TÜRKİYE NEDEN GAMBARİ SÜRECİNE KARŞI |
Prof. Dr. Ata ATUN |
|
Bir müddettir Papadopulos ve başta Markulli olmak üzere tüm avenesi, Türkiye’nin Gambari sürecine karşı olduğunu yaymaya çalışıyor.
Her demeçte, her beyanda bu savı tekrar tekrar irdeliyorlar ve kendi halkı ile birlikte Kıbrıs konusu ile ilgili diğer kişilerin de aklına sokmak istiyorlar.
Aslında bu iddianın içinde doğruluk payı da yok değil.
Son gelişmeler hiçte Papadopulos’un hoşuna gidecek türde değil.
Papadopulos’un “Üniter Rum devleti” kurmak hayali ve Türkiye’nin zayıf bir anını yakalayıp “Üniter Rum devleti”ni kurana kadar “Kıbrıs’ın uluslararası tanınmış devleti” olarak kalmak planları suya düşmek üzere.
Doğrusu suya düştü bile.
43 sene bu zokayı dünyaya yutturdular ama artık bu oyunun da sonu geldi.

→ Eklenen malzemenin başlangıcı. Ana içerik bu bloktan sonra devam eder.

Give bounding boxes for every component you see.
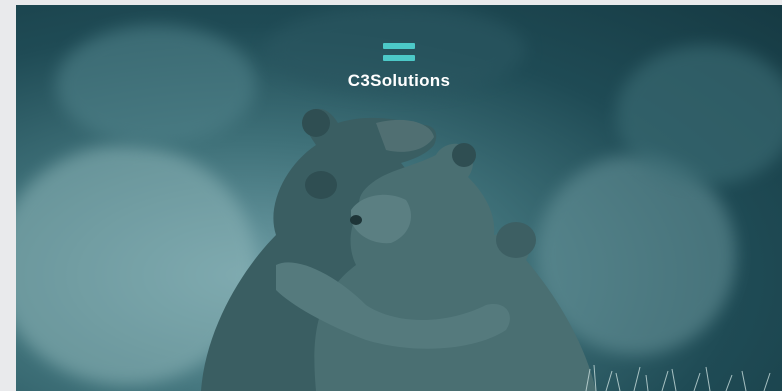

KKTC Cumhurbaşkanı Talat’ın 5 Eylülde Papadopulos ile yaptığı toplantıda önerdiği “Gerçekçi ve uygulanabilir bir çalışma programının hazırlanması ve Kıbrıs sorununun 2008 içinde çözülmesi” fikrini Papadopulos kabul etmese de BM, AB, ABD ve Türkiye’nin uygun gördüğü kesin.
Şimdi artık ortada sadece ve sadece iki seçenek var. Her ikisi de Papadopulos’un işine gelmiyor.
Birincisi; 17 Şubat 2008’de Rum tarafından yapılacak Cumhurbaşkanlığı seçimlerinden sonra BM’nin görüşmelerin başlaması için yeni bir girişimde bulunacağı ve Papadopulos’un tüm itirazlarına rağmen başlatılacak olan görüşmelerde de “Hakem” ve “Zaman sınırlaması”nın olacağı seçenek.
Papadopulos için kaçış yollarının tümü tıkalı bu süreçte. Zamanı uzatıp, istediği kadar ve istediği zamana kadar “Kıbrıs’ın uluslararası tanınmış devleti” rolünü oynamayacak bu seçenek altında.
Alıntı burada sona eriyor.